The relevance of these changes is debatable. But one can only deplore the absence of an impact assessment accompanying the proposal, particularly as the Commission already concluded, in a report published in February 2016, that the Comitology Regulation was working fine.

Furthermore, it should be noted that this proposal – like any other proposal – needs to be approved by the co-legislators. Did Mr Juncker honestly believe that the Member States would ever agree to these changes?

The first thing that the Council ‘Working Party on General Affairs (Comitology Revision)’ did was to ask their legal service to provide an analysis which was published last March. Unsurprisingly, the lawyers slammed the proposal claiming on several occasions that the Commission was going against the mutual respect that is the basis of the sincere co-operation principle enshrined in the Treaties.

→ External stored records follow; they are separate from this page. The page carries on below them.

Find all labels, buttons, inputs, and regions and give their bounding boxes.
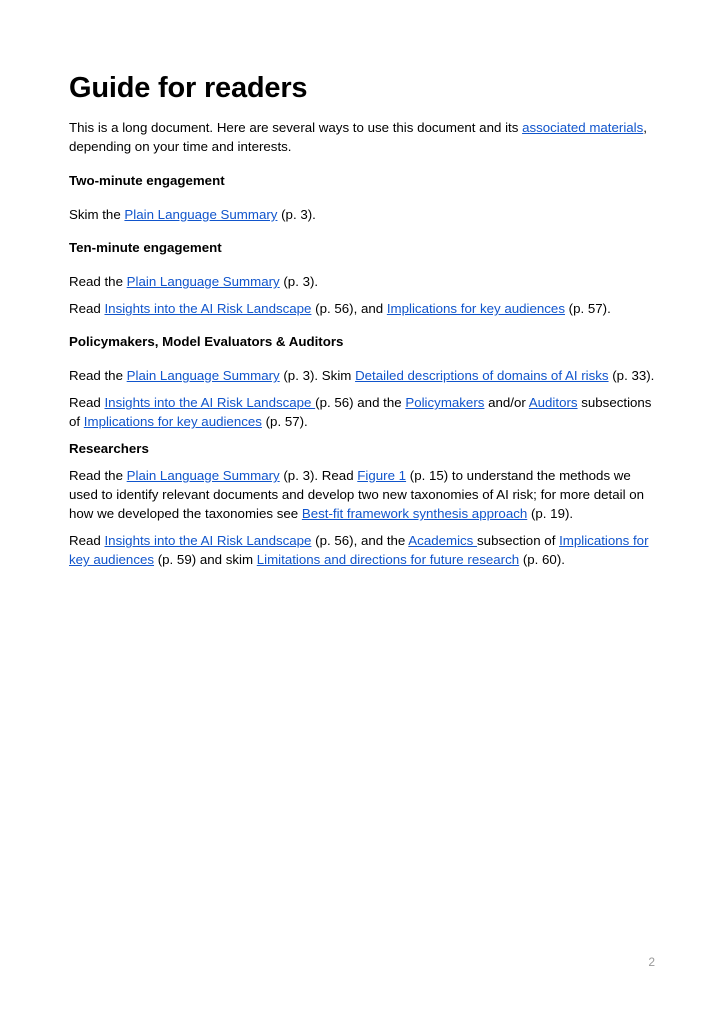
text-run: (p. 59) and skim <box>154 552 257 567</box>
text-run: (p. 56) and the <box>315 395 406 410</box>
two-minute-paragraph <box>69 205 659 224</box>
text-run: subsection of <box>477 533 560 548</box>
insights-ai-risk-landscape-link[interactable]: Insights into the AI Risk Landscape <box>104 301 312 316</box>
detailed-descriptions-domains-link[interactable]: Detailed descriptions of domains of AI risks <box>355 368 609 383</box>
implications-key-audiences-link[interactable]: Implications for key audiences <box>386 301 565 316</box>
auditors-link[interactable]: Auditors <box>528 395 578 410</box>
text-run: (p. 57). <box>261 414 308 429</box>
implications-key-audiences-link[interactable]: Implications for key audiences <box>83 414 262 429</box>
text-run: (p. 3). <box>279 274 319 289</box>
policymakers-paragraph-1 <box>69 366 659 385</box>
limitations-future-research-link[interactable]: Limitations and directions for future research <box>256 552 520 567</box>
best-fit-framework-link[interactable]: Best-fit framework synthesis approach <box>301 506 528 521</box>
intro-text: , depending on your time and interests. <box>69 120 647 154</box>
text-run: (p. 3). <box>277 207 316 222</box>
text-run: Read the <box>69 274 127 289</box>
section-heading-policymakers: Policymakers, Model Evaluators & Auditors <box>69 334 344 349</box>
text-run: Read the <box>69 368 127 383</box>
text-run: Skim the <box>69 207 125 222</box>
section-heading-researchers: Researchers <box>69 441 149 456</box>
text-run: Read the <box>69 468 127 483</box>
text-run: Read <box>69 301 105 316</box>
document-content <box>69 70 659 569</box>
text-run: (p. 56), and <box>311 301 387 316</box>
text-run: (p. 3). Read <box>279 468 358 483</box>
associated-materials-link[interactable]: associated materials <box>522 120 644 135</box>
plain-language-summary-link[interactable]: Plain Language Summary <box>124 207 278 222</box>
section-heading-ten-minute: Ten-minute engagement <box>69 240 222 255</box>
insights-ai-risk-landscape-link[interactable]: Insights into the AI Risk Landscape <box>104 395 316 410</box>
text-run: (p. 57). <box>564 301 611 316</box>
intro-text: This is a long document. Here are several ways to use this document and its <box>69 120 523 135</box>
insights-ai-risk-landscape-link[interactable]: Insights into the AI Risk Landscape <box>104 533 312 548</box>
page-title: Guide for readers <box>69 72 308 104</box>
researchers-paragraph-2 <box>69 531 659 569</box>
intro-paragraph <box>69 118 659 156</box>
text-run: Read <box>69 395 105 410</box>
researchers-paragraph-1 <box>69 466 659 523</box>
figure-1-link[interactable]: Figure 1 <box>357 468 407 483</box>
academics-link[interactable]: Academics <box>408 533 478 548</box>
implications-key-audiences-link[interactable]: Implications for key audiences <box>69 533 649 567</box>
text-run: (p. 56), and the <box>311 533 409 548</box>
text-run: (p. 3). Skim <box>279 368 356 383</box>
page-number: 2 <box>648 955 655 969</box>
ten-minute-paragraph-1 <box>69 272 659 291</box>
text-run: (p. 33). <box>608 368 655 383</box>
text-run: and/or <box>484 395 529 410</box>
text-run: (p. 15) to understand the methods we used to identify relevant documents and develop two new taxonomies of AI risk; for more detail on how we developed the taxonomies see <box>69 468 645 521</box>
plain-language-summary-link[interactable]: Plain Language Summary <box>126 368 280 383</box>
plain-language-summary-link[interactable]: Plain Language Summary <box>126 468 280 483</box>
plain-language-summary-link[interactable]: Plain Language Summary <box>126 274 280 289</box>
text-run: Read <box>69 533 105 548</box>
text-run: subsections of <box>69 395 652 429</box>
text-run: (p. 60). <box>519 552 565 567</box>
section-heading-two-minute: Two-minute engagement <box>69 173 225 188</box>
text-run: (p. 19). <box>527 506 574 521</box>
policymakers-paragraph-2 <box>69 393 659 431</box>
ten-minute-paragraph-2 <box>69 299 659 318</box>
policymakers-link[interactable]: Policymakers <box>405 395 485 410</box>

More recently, the Bulgarian Presidency published a progress report that also showed no mercy to the proposal. It revealed that a delegation of 15 Member States circulated a note explaining they were ‘unconvinced by the necessity and the added value of the proposal’.

All in all, it really looks like the proposed reform was merely an impulse action from the President of the European Commission; a poor attempt to take on the Member States after letting the Executive take the blame for difficult decisions. Glyphosate was only the last straw that broke the camel’s back.

In reality, the problem lies elsewhere. The small number of ‘no opinions’ delivered in comitology are mostly related to GMOs and phytopharmaceutical products, two areas where many national governments are either undecided or ignoring the facts to please the masses.

For example regarding GMOs, despite scientific consensus on their innocuousness, many national governments would never take the risk to vote in favour of their authorisation because it would garner unfavourable public opinion. In a perfect world, regulatory decisions would always be driven by science, but this is – as evidenced with GMOs – not always the case.

The problem is not about comitology, rather there is a more far-reaching one, namely the lack of trust towards our scientific agencies and the tendency to inject politics into technical discussions. Moving forward, that is what the Executive should focus on. For now, given that the comitology reform proposal is doomed to fail, it may be time to put it to sleep.

[1] French blogger “La Chèvre Pensante” made an interesting analysis of the French media coverage of a recent national debate on glyphosate. Looking at 33 press articles published between 29 and 30 May 2018, he found that only 12% of the articles were quoting EFSA’s findings, while 73% were still mentioning a very controversial study from the IARC that found that glyphosate was “probably carcinogenic” (and half of these would misquote the study – “probably carcinogenic” would simply become “carcinogenic”). Not a single article mentioned the global scientific consensus.